In 1771, Goethe had written the poem "Heidenröslein" which tells of a young man's plucking of a feisty rose. In "Das Veilchen" it is a careless girl who destroys a violet, a metaphor for a young man's heart.

|
Ein Veilchen auf der Wiese stand, gebückt in sich und unbekannt; es war ein herzigs Veilchen. Da kam ein' junge Schäferin mit leichtem Schritt und munterm Sinn daher, daher, die Wiese her und sang. Ach! denkt das Veilchen, wär' ich nur die schönste Blume der Natur, ach, nur ein kleines Weilchen, bis mich das Liebchen abgepflückt und an dem Busen matt gedrückt, ach, nur, ach nur ein Viertelstündchen lang! Ach, aber ach! Das Mädchen kam und nicht in acht das Veilchen nahm, ertrat das arme Veilchen. Es sank und starb, und freut' sich noch: und sterb' ich denn, so sterb' ich doch durch sie, durch sie, zu ihren Füßen doch!
 |
A violet in the meadow stood, with humble brow, demure and good, it was the sweetest violet. There came along a shepherdess with youthful step and happiness, who sang, who sang along the way this song. Oh! thought the violet, how I pine for nature's beauty to be mine, if only for a moment. for then my love might notice me and on her bosom fasten me, I wish, I wish if but a moment long. But, cruel fate! The maiden came, without a glance or care for him, she trampled down the violet. He sank and died, but happily: and so I die then let me die for her, for her, beneath her darling feet.
 |
Mozart added the following line to the end of his setting:
| Das arme Veilchen! es war ein herzigs Veilchen. | Poor little violet! It was the sweetest violet. |

==Music==
This song is Mozart's only setting to a text by Goethe. It is not clear where exactly Mozart encountered the poem, but is likely through one of its settings by other composers of the time. Mozart made a telling addition by adding his last line.

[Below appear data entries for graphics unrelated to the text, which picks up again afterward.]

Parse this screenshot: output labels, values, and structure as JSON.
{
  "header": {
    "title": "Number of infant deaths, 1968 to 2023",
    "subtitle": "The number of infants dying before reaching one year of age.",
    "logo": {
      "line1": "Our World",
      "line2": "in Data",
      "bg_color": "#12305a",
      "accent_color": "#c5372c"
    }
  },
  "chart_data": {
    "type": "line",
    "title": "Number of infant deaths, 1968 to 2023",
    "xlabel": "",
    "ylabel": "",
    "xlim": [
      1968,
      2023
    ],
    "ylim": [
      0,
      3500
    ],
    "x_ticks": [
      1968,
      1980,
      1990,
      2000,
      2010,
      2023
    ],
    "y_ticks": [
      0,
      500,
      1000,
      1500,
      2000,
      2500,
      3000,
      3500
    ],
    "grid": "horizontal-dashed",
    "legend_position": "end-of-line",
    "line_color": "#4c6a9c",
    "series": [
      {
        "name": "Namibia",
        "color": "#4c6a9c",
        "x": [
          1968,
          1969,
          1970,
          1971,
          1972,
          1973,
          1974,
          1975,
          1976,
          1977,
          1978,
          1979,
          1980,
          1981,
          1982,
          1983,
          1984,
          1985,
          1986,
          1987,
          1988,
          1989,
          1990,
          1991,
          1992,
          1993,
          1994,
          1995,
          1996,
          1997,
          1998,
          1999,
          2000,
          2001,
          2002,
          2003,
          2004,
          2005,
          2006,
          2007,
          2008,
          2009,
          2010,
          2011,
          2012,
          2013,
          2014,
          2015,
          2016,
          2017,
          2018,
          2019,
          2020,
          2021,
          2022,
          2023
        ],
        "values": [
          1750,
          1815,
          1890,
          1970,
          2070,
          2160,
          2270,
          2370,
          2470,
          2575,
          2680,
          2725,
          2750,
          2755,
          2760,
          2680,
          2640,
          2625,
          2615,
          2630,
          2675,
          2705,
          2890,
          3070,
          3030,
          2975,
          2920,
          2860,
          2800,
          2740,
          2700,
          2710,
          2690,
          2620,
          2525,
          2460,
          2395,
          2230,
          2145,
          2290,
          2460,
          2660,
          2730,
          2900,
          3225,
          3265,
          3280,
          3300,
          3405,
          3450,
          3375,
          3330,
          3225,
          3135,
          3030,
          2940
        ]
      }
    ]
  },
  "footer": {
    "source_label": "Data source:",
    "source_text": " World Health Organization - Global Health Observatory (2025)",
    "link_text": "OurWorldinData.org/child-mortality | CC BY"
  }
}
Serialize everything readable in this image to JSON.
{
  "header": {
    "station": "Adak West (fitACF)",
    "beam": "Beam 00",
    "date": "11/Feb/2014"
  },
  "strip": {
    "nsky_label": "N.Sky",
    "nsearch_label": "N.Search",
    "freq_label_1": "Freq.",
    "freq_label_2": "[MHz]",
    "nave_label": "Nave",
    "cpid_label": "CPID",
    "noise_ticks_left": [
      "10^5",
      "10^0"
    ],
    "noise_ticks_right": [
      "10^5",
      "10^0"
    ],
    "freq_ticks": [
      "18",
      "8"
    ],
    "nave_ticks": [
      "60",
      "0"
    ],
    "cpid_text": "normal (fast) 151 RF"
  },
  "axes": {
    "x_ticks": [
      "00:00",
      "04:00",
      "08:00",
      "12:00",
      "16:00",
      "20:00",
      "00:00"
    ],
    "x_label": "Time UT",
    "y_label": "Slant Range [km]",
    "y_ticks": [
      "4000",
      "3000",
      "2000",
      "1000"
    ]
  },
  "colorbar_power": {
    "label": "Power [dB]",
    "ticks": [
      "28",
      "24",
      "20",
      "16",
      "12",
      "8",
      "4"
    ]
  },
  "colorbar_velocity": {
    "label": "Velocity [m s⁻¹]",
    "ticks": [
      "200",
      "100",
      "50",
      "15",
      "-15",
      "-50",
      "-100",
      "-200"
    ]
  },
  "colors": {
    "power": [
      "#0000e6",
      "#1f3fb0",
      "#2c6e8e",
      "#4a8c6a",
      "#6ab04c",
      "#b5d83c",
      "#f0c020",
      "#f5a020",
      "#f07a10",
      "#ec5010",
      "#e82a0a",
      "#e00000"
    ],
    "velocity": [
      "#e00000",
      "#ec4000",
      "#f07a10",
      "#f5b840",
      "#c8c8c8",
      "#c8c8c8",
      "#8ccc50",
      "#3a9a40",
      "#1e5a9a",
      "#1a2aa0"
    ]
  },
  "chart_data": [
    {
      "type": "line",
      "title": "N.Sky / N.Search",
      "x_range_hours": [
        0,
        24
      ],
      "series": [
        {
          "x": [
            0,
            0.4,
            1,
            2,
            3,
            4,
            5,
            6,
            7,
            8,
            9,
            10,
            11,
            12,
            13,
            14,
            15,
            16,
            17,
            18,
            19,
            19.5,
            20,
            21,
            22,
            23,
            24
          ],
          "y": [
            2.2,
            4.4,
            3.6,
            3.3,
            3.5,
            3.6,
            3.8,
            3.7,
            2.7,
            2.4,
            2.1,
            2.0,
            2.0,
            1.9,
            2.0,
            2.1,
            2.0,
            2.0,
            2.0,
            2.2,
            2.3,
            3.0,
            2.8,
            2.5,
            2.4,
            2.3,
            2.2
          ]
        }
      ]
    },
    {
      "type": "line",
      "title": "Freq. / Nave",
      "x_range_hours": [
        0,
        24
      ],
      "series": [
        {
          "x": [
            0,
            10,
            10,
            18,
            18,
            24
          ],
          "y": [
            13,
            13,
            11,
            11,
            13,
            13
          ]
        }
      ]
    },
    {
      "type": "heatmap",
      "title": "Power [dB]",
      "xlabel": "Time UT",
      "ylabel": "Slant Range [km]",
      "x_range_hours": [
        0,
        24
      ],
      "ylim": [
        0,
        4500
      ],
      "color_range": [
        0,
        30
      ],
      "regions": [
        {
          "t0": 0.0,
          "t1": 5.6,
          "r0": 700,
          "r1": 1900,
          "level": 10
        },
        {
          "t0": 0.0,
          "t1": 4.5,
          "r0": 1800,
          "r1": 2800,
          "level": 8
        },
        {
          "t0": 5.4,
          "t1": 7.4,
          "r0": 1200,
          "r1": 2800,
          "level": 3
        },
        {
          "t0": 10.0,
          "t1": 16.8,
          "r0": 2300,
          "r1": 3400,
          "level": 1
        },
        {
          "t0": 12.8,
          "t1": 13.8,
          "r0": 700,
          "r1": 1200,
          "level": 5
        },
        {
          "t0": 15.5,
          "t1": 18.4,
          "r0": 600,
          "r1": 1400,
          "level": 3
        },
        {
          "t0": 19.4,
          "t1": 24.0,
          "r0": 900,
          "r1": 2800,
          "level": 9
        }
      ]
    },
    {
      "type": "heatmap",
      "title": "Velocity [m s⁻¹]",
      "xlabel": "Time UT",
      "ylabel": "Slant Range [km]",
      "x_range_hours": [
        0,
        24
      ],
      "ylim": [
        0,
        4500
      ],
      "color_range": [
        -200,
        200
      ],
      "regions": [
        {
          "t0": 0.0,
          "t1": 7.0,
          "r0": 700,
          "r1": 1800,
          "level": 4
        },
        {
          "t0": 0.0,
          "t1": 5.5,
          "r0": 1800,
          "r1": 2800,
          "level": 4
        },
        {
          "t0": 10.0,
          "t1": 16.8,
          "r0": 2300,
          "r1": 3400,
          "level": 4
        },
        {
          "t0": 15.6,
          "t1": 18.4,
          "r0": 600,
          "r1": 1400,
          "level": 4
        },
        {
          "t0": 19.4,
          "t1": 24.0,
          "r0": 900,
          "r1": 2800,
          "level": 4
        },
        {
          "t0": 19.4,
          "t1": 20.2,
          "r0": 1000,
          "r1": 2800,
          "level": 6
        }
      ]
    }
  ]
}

The poem is written in three stanzas, but instead of using strophic form, Mozart creates a through-composed work, demonstrating his careful attention to the words of the poet by creating a different mood for each verse. At the end of the song, the composer recalls the opening line in a touching 5-bar coda.

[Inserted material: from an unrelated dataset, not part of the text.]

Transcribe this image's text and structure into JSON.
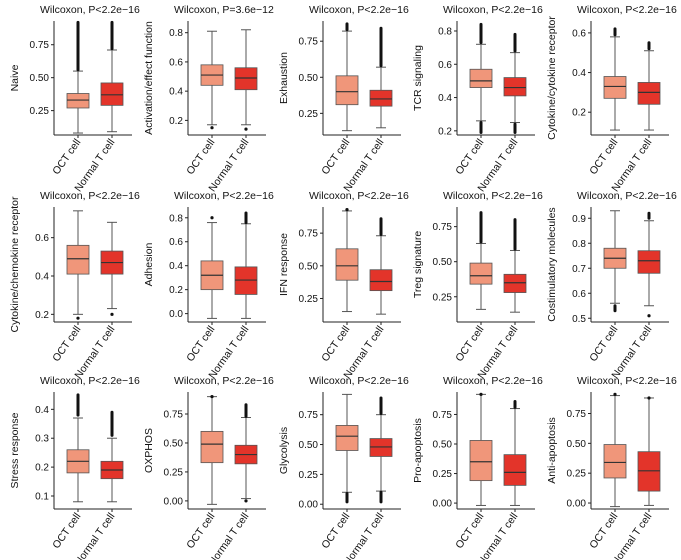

The piece is 65 bars long and a performance lasts about 2 1/2 minutes. Its key signature is G major; its meter is 2/4. The vocal range covers only the interval of a ninth, from F^{4} to G^{5}.

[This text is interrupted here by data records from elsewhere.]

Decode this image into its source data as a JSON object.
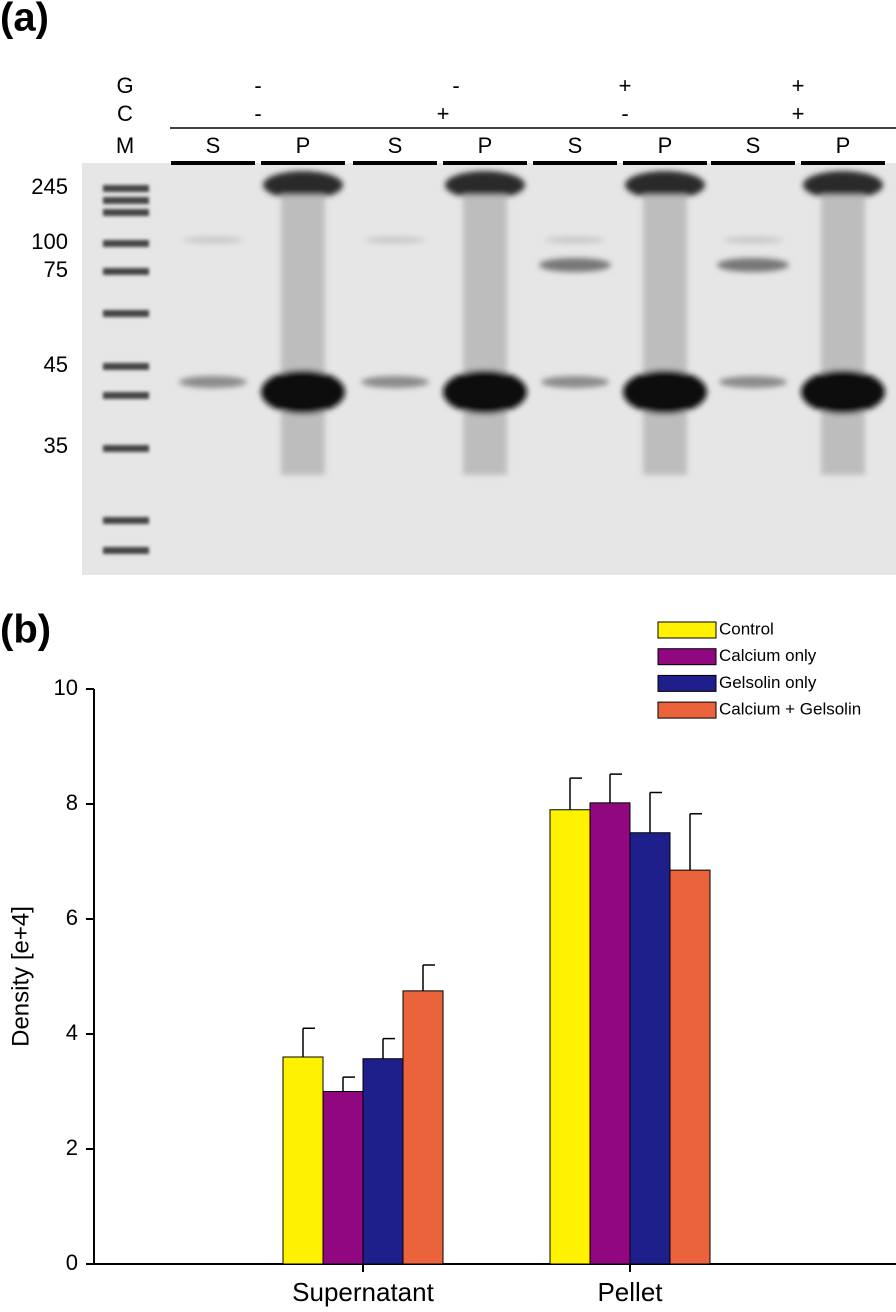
{
  "panel_a": {
    "label": "(a)",
    "row_labels": [
      "G",
      "C",
      "M"
    ],
    "g": [
      "-",
      "-",
      "+",
      "+"
    ],
    "c": [
      "-",
      "+",
      "-",
      "+"
    ],
    "lanes": [
      "S",
      "P",
      "S",
      "P",
      "S",
      "P",
      "S",
      "P"
    ],
    "markers": [
      "245",
      "100",
      "75",
      "45",
      "35"
    ]
  },
  "chart_data": {
    "type": "bar",
    "panel_label": "(b)",
    "ylabel": "Density [e+4]",
    "categories": [
      "Supernatant",
      "Pellet"
    ],
    "series": [
      {
        "name": "Control",
        "color": "#fff200",
        "values": [
          3.6,
          7.9
        ],
        "errors": [
          0.5,
          0.55
        ]
      },
      {
        "name": "Calcium only",
        "color": "#91077f",
        "values": [
          3.0,
          8.02
        ],
        "errors": [
          0.25,
          0.5
        ]
      },
      {
        "name": "Gelsolin only",
        "color": "#1e1f8a",
        "values": [
          3.57,
          7.5
        ],
        "errors": [
          0.35,
          0.7
        ]
      },
      {
        "name": "Calcium + Gelsolin",
        "color": "#eb633b",
        "values": [
          4.75,
          6.85
        ],
        "errors": [
          0.45,
          0.98
        ]
      }
    ],
    "ylim": [
      0,
      10
    ],
    "yticks": [
      0,
      2,
      4,
      6,
      8,
      10
    ],
    "legend": "upper right"
  }
}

The piece starts with a 6-bar introduction of the melody of the first line by the piano. The first stanza takes up the next 15 bars. The entry of the shepherdess is marked by a modulation to D major; this is followed by a four-bar segment which summarises the violet's happy mood – and a general pause which precedes the mood swing of the second verse, a change of key to G minor to describe the violet's longing. There is a modulation to the relative major B-flat major in the latter part of that verse when the violet expresses hope of being loved back, but ending in a falling phrygian lament. The narration of the third verse is a recitativo accompagnato in E-flat major culminating in the trampling of the violet which is emphasised by a following general pause. The dying flower is described by a chromatically falling line, before the final modulation back to G major changes the pain into jubilation: to die at the beloved's feet. Then Mozart adds two phrases of his own as a coda; in recitative, in free time and using only two notes: "Das arme Veilchen!" (Poor little violet!), a long general pause, and closing the song a tempo with a quotation from the third line: "es war ein herzigs Veilchen." (it was the sweetest violet.)

==By other composers==
Other composers who have set this poem to music (besides those mentioned above as composers of Goethe's singspiel) include Philipp Christoph Kayser (1776), Anton Schweitzer (1777), Joseph Anton Steffan (1779), Johann Friedrich Reichardt in 1780 and in 1783, (the second setting was praised by Clara Kathleen Rogers and Felix Mendelssohn) Karl Siegmund von Seckendorff (1779), Friedrich Heinrich Himmel (c. 1807), Peter Josef von Lindpaintner (1815), Václav Tomášek (1815), Carl Gottlieb Reissiger (1827), Clara Schumann (1853), Nikolai Medtner (1909), and Othmar Schoeck (1915). Musical settings in other languages include the composers Halfdan Kjerulf to a Danish translation by Adam Oehlenschläger, Johan Erik Nordblom to a Swedish text, and an English version by Clara Kathleen Rogers.